On a more micro level, look at how some couples approach their household budget. Where is there slack and where is it tight? I listen to quite a few personal finance podcasts and there are many examples of stressed couples fighting over the cost of an appetizer, hobby, or other small expense, sometimes to the point of near divorce. When you dig deeper, their troubles can often be traced back to a lack of slack. A buildup of quick decisions in pursuit of an efficient life have left them with very high fixed costs (an expensive house, an expensive car, a debt that has grown too large) while leaving zero breathing room for everyday expenses. Even a 5 dollar purchase can send them careening off the financial cliff.
The curious thing about these situations is that couples often made the decisions they did to be efficient. It was more efficient to take out the expensive mortgage on the dream home than to waste money on rent, it was more efficient to put everything on the credit cards to max out the points instead of saving up cash, it was more efficient to buy the expensive timeshare instead of planning out individual vacations over the next 30 years, it was more efficient to buy the new car rather than manage maintenance on the old one. Efficiency, optimization, and quick decisions, made over and over again until the couple couldn’t even breathe anymore from the rope being pulled so tight.
As I’ve gotten older I’ve come to appreciate slack. How sometimes the optimal thing is to be un-optimal, the efficient thing is to be inefficient. There is value in leaving room for coffee and a stroll, to leave time for play and relaxation, and not running directly to the next destination in life. Especially now that I have young children.
Earlier this year my wife left her very lucrative manager position to stay home with our two young kids. Our combined salary dropped in half. From an income perspective we are less optimized, we are less efficient. We cannot save as much money for retirement, we cannot go on as many fancy vacations, we cannot give as many gifts as we did before. But what we’ve lost in economic efficiency, we’ve gained in lifestyle and resilience.

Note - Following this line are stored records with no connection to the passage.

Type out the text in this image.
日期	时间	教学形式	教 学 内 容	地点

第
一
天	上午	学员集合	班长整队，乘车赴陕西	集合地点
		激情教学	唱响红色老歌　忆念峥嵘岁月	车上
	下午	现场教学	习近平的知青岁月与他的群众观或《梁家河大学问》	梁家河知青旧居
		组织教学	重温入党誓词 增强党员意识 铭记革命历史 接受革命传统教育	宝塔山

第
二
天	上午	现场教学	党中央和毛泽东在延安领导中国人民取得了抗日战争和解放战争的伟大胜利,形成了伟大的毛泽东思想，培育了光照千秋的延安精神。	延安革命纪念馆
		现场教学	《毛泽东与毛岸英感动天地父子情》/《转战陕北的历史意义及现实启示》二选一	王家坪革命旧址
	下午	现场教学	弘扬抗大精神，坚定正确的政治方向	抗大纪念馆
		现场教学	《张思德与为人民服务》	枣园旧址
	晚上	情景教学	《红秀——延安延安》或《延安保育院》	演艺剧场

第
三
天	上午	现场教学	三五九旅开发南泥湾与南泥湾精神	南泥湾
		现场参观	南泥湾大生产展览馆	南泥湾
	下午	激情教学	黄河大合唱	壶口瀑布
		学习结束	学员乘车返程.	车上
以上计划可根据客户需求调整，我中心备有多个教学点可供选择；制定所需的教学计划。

This business trip I am on that is sending me through the Frankfurt airport could have been very hard on my family. In an alternative timeline my wife might have been left alone to juggle sick kids, daycare, and demanding full time work in an office for a week with no reprieve. Even if she had survived the stress of this one trip, it is not clear how many such trips our marriage could have survived in the alternative world where we both worked full time at demanding jobs. Instead we chose to have slack, and it makes all the difference.
Since my wife is full time dedicated to the kids instead of work we were able to pack everyone up and drop her and the kids at the grandparents house for the week I am traveling, something we could never have done if she was full time in the office. She gets to have helping hands, the kids get to see their grandparents, and I get peace of mind to knowing that what could have been a stressful week for the whole family is instead a fun and pleasant one for them.
Are we making as much money as we could be? No. But thats okay. I will defend the choice to build in slack. Life is better and more stress free with a little buffer built-in. In our case, the inefficient and un-optimal is just the thing we needed to live life to the fullest.
P.S.
As for my flight out of Frankfurt. They decided to do the document check in the hallway before the flight. Everyone who was already at the gate waiting had to get up from their seats and leave the boarding area so their passports could be reviewed. Since I was slowly wandering in the hallway I ended up at the front of the line and had my pick of seats in front of the boarding gate. A blog post done and a prime seat in front of the gate, I think this relaxed 6 hour layover has been a success.